M2- Discuss the probable homeostatic responses to changes in the internal environment during exercise. “Homeostasis” means balance or equilibrium. How your body works to maintain equilibrium is reflected in how your vital signs vary with activity. Heart rate, blood pressure and respiration are lowest during periods of rest and sleep. During exercise, blood pressure, pulse and respiration increase to meet the increased demand for oxygen and nutrients by your musculoskeletal system. The adjustment of vital signs to match your body’s level of physical activity is an example of homeostasis in action.

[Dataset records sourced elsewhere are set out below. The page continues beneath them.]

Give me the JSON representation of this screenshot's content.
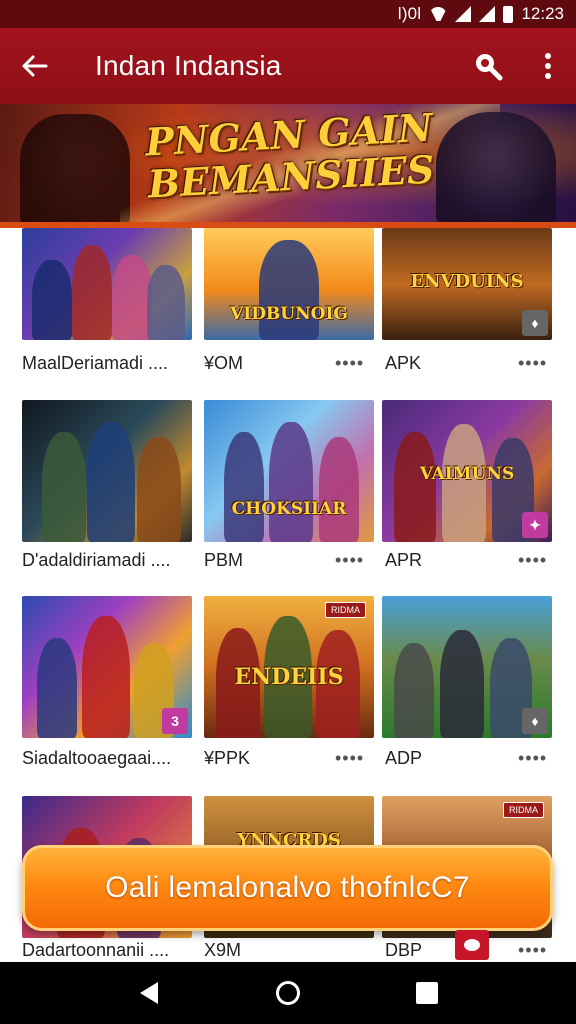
{
  "status_bar": {
    "time": "12:23",
    "indicator": "ǀ)0ǀ"
  },
  "app_bar": {
    "back_icon": "arrow-left-icon",
    "title": "Indan Indansia",
    "search_icon": "search-icon",
    "menu_icon": "more-vert-icon"
  },
  "banner": {
    "line1": "PNGAN GAIN",
    "line2": "BEMANSIIES"
  },
  "grid": {
    "rows": [
      {
        "captions": [
          "MaalDeriamadi ....",
          "¥OM",
          "APK"
        ],
        "dots": "••••",
        "thumb_labels": [
          "",
          "VIDBUNOIG",
          "ENVDUINS"
        ]
      },
      {
        "captions": [
          "D'adaldiriamadi ....",
          "PBM",
          "APR"
        ],
        "dots": "••••",
        "thumb_labels": [
          "",
          "CHOKSIIAR",
          "VAIMUNS"
        ]
      },
      {
        "captions": [
          "Siadaltooaegaai....",
          "¥PPK",
          "ADP"
        ],
        "dots": "••••",
        "thumb_labels": [
          "",
          "ENDEIIS",
          ""
        ]
      },
      {
        "captions": [
          "Dadartoonnanii ....",
          "X9M",
          "DBP"
        ],
        "dots": "••••",
        "thumb_labels": [
          "",
          "YNNCRDS",
          ""
        ]
      }
    ],
    "top_badge": "RIDMA"
  },
  "cta": {
    "label": "Oali lemalonalvo thofnlcC7"
  },
  "colors": {
    "status_bar": "#5e0a0f",
    "app_bar": "#a3131c",
    "cta": "#ff8a12",
    "banner_text": "#ffcf3a"
  },
  "nav_bar": {
    "back": "nav-back-icon",
    "home": "nav-home-icon",
    "recents": "nav-recents-icon"
  }
}
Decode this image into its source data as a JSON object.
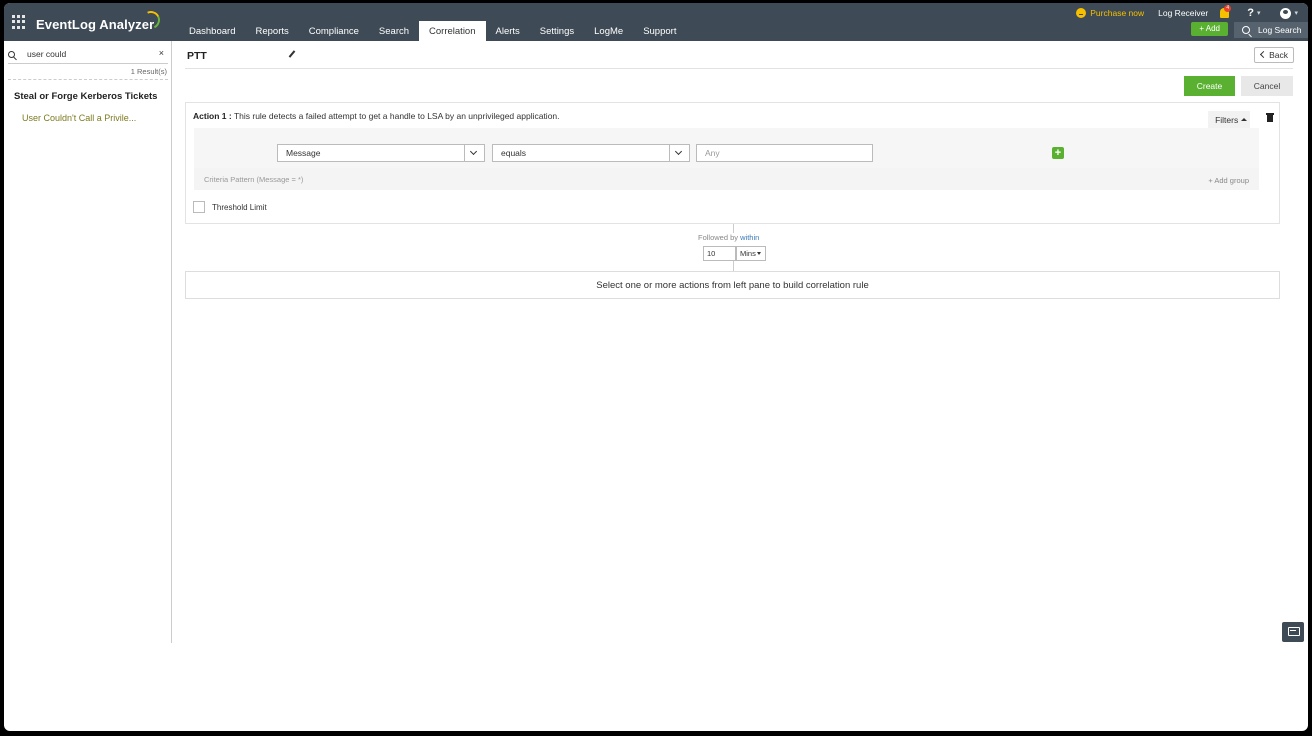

As a small group of the class, we were put together to test one person’s heart rate, temperate and breathing rate of the group. By this the subject (person doing the test and being monitored on) would be doing the harvard step test. The harvard step test was simple and effective to do to find out the heart rate, breathing rate and body temperature. In the small groups, we decided to do the experiment on stairs so the subject would simply step up one step and then step down again, and they would repeatively do this for 5 minutes, rest for 5 and then do it again another 2 times. The others in the group would be getting ready to take the measurements.
* Naomi was the subject
* Kerri was the taking the breathing rate
* Sam was taking the heart rate
* Sejal was taking the temperate
* Zoe was doing the timing
* Ed was writing down the measurements.
This was really good because each person in the group had one job to do and was doing it as accurately as they could. Looking at the subjects results as a whole they looked “normal” because there wasnt any major results that didn’t seem well out of place. It was really important that we got valid results else the experiment wouldn’t be valid and the investigation wouldn’t be as effective. In the experiment the same thermometer and stop clock was used throughout the step test to make sure all the results were valid.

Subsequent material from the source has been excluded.